Der Nebenkläger wurde kurz danach in die Intensivstation eines
Krankenhauses eingeliefert, wo ihm unter Verzicht auf eine
Anästhesierung eine überaus schmerzhafte
Thoraxdränage gelegt werden mußte.
Zwar hat das Landgericht ausgeführt, daß beiden
Angeklagten klar war, daß der vom Mitangeklagten C.
verwendete Beutel wegen des massiven Gegenstandes für den
Fall, daß man ihn gegen den Oberkörper des Zeugen
schleudern würde, allgemein dazu geeignet war, bei dem
Angegriffenen zu lebensgefährlichen Verletzungen zu
führen. Diese Vorstellung hätten sie in ihren Willen,
dem Zeugen das Geld mit Gewalt abzunehmen, aufgenommen. Dies ist indes
für den Angeklagten B. nicht näher belegt. Dessen
hätte es aber bedurft, da sich der Angeklagte B. , als der
Mitangeklagte C. den Beutel gegen die Brust des Geschädigten
schleuderte, nicht in der Nähe des Tatortes aufhielt und der
gemeinsame Tatentschluß bezüglich des Einsatzes von
Gewalt (lebensnah) nur sehr allgemein gefaßt war.

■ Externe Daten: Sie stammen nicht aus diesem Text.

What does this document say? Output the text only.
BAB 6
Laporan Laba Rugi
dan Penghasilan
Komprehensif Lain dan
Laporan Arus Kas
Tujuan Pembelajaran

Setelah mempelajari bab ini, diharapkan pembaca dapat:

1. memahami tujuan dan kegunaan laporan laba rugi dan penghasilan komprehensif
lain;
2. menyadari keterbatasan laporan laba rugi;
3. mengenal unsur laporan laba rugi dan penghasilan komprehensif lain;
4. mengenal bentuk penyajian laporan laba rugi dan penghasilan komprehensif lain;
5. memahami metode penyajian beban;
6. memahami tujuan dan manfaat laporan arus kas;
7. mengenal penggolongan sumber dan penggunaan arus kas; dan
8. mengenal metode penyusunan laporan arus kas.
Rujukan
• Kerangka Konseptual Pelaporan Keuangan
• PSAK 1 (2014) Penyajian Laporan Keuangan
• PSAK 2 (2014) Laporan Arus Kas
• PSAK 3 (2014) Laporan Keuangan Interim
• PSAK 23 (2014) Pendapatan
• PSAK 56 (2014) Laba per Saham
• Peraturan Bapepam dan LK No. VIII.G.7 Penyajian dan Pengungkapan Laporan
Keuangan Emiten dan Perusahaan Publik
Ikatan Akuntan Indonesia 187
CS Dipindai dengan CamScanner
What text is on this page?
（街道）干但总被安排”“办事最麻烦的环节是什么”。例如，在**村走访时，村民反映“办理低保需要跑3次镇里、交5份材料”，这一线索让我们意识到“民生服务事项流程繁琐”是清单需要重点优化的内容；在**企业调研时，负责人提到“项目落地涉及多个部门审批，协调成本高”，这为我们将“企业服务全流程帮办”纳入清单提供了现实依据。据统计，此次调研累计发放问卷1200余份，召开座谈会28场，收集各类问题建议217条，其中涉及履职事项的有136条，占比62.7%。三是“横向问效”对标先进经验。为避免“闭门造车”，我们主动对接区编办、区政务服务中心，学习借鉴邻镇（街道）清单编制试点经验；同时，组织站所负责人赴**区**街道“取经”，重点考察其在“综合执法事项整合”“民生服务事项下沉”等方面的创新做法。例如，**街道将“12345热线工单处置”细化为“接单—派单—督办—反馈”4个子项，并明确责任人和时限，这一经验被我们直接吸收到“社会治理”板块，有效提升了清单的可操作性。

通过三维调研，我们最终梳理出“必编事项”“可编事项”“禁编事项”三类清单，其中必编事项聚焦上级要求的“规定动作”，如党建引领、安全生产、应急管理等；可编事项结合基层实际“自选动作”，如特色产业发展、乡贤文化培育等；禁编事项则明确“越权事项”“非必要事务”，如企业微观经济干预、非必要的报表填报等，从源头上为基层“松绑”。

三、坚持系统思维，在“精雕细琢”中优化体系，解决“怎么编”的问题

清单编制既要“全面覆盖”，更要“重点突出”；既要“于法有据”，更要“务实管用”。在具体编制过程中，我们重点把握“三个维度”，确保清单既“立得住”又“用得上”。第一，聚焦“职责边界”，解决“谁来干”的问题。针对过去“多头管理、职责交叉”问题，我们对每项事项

Näherer Erörterung hätte auch bedurft, ob
der Angeklagte B. Kenntnis vom Inhalt des Beutels und erkannt hatte,
daß der Beutel bei entsprechender Verwendung
lebensgefährliche Verletzungen würde
herbeiführen können. Denn jeder Mittäter
haftet für das Handeln des anderen nur im Rahmen seines
Vorsatzes, ist also für den Erfolg nur insoweit
verantwortlich, als sein Willen reicht; ein Exzeß des anderen
fällt ihm nicht zur Last (vgl. Cramer/Heine in
Schönke/Schröder, StGB 26. Aufl. § 25 Rdn.
95 m. w. N.).
Dieser Rechtsfehler hat sich jedoch nur beim Strafausspruch zum
Nachteil des Angeklagten ausgewirkt. Denn das Landgericht hat bei
seiner Verurteilung zwar auch für den Angeklagten B. die
§§ 250 Abs. 2 Nr. 3 Buchst. a; 224 Abs. 1 Nr. 5 StGB
zugrunde gelegt, deren Verwirklichung aber insoweit zutreffend damit
begründet, daß der Angeklagte den
Geschädigten durch seine Fußtritte und Fausthiebe
körperlich schwer mißhandelt und
lebensgefährdend behandelt hat. Bei der Strafzumessung hat es
ihm aber den erlittenen Pneumothorax und dessen überaus
schmerzhafte Behandlung ausdrücklich strafschärfend
angelastet, die jedenfalls nach den bisherigen Feststellungen allein
durch die Verwendung des Beutels verursacht wurden.
Rissing-van Saan Miebach Pfister RiBGH von Lienen und RiBGH Becker sind
infolge Urlaubs an der Unterschrift gehindert.